I know because I’ve done it. I’m not a developer. I run a consulting firm. But over the past few months, working with AI coding tools, I’ve stood up a self-hosted newsletter platform, an RSS reader, automated content pipelines, monitoring systems, and the website you’re reading this on. A year ago, most of that would have required hiring someone. Now it requires patience and a willingness to learn as you go.
The barrier that kept self-hosting as a hobbyist-only activity is dissolving. A nonprofit communications director could stand up a Mastodon instance for their organization with AI assistance. It takes time. But it’s no longer in the category of “you need to hire a specialist.”
And yet.
The fediverse community, broadly, hates AI. Mastodon instances have content policies banning AI-generated images. Defederation threats fly when someone’s caught using AI tools. Rossini’s own essay carries a “Written by a Human” badge at the bottom, a quiet signal about which side of the line she’s on.
I get the concerns. Training data consent, environmental cost, corporate consolidation — they’re real. I write about them regularly.

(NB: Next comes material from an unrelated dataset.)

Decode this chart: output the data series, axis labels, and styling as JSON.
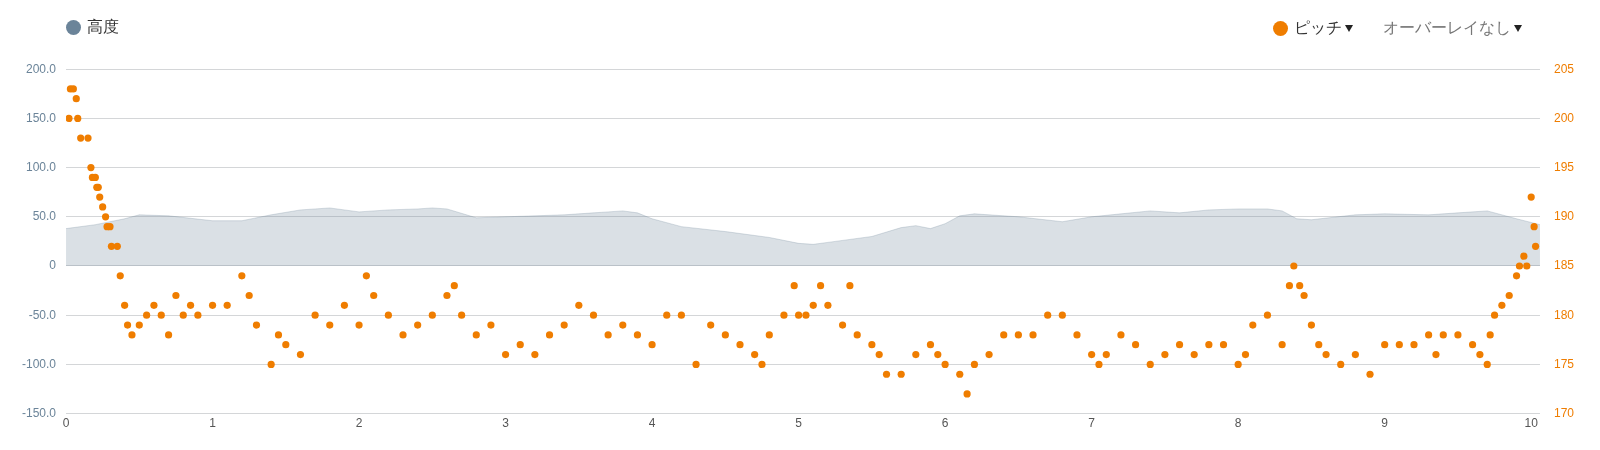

But there’s a contradiction that nobody in the fediverse community seems willing to name: the thing they want most — widespread adoption of decentralized, self-hosted infrastructure — is being held back by their rejection of the tool that could make it possible.
Gatekeeping digital sovereignty
Think about what Rossini is asking for. She wants public institutions and libraries and emergency services to move their communications onto open, self-hosted platforms. That’s a scaling problem. You can’t get there with a few thousand enthusiasts running instances in their spare time. The barrier to entry needs to come way down.
AI does that. It’s not a replacement for knowing what you’re doing, but it closes the gap. The nonprofit org that can’t afford a sysadmin could use AI tools to get 80% of the way there. The municipal IT department with one generalist on staff could use AI to handle the parts they don’t know.
But the community that’s supposed to welcome these newcomers is the same one putting up “no AI” signs on the door.
This is the same pattern I wrote about recently with progressive organizations and AI adoption. The people with the best reasons to use a tool are the ones most likely to refuse it on principle. And the gap between those who engage and those who don’t keeps getting wider.
They want the same thing
Here’s what I keep coming back to: the fediverse community and the pro-AI-tools community are fighting for the same future. They want the same things — infrastructure you own instead of rent, open protocols, lower barriers so regular people can participate in building the internet they want.
The fediverse folks are right about decentralized infrastructure. And the people building AI tools are solving the exact problem that’s kept decentralization from scaling. These aren’t competing visions. They fit together.
Rossini’s essay ends by asking European institutions to take one small step: add a Mastodon icon to their website footer.
I’d ask the fediverse community to take one too: make peace with the tool that could actually get those instances running.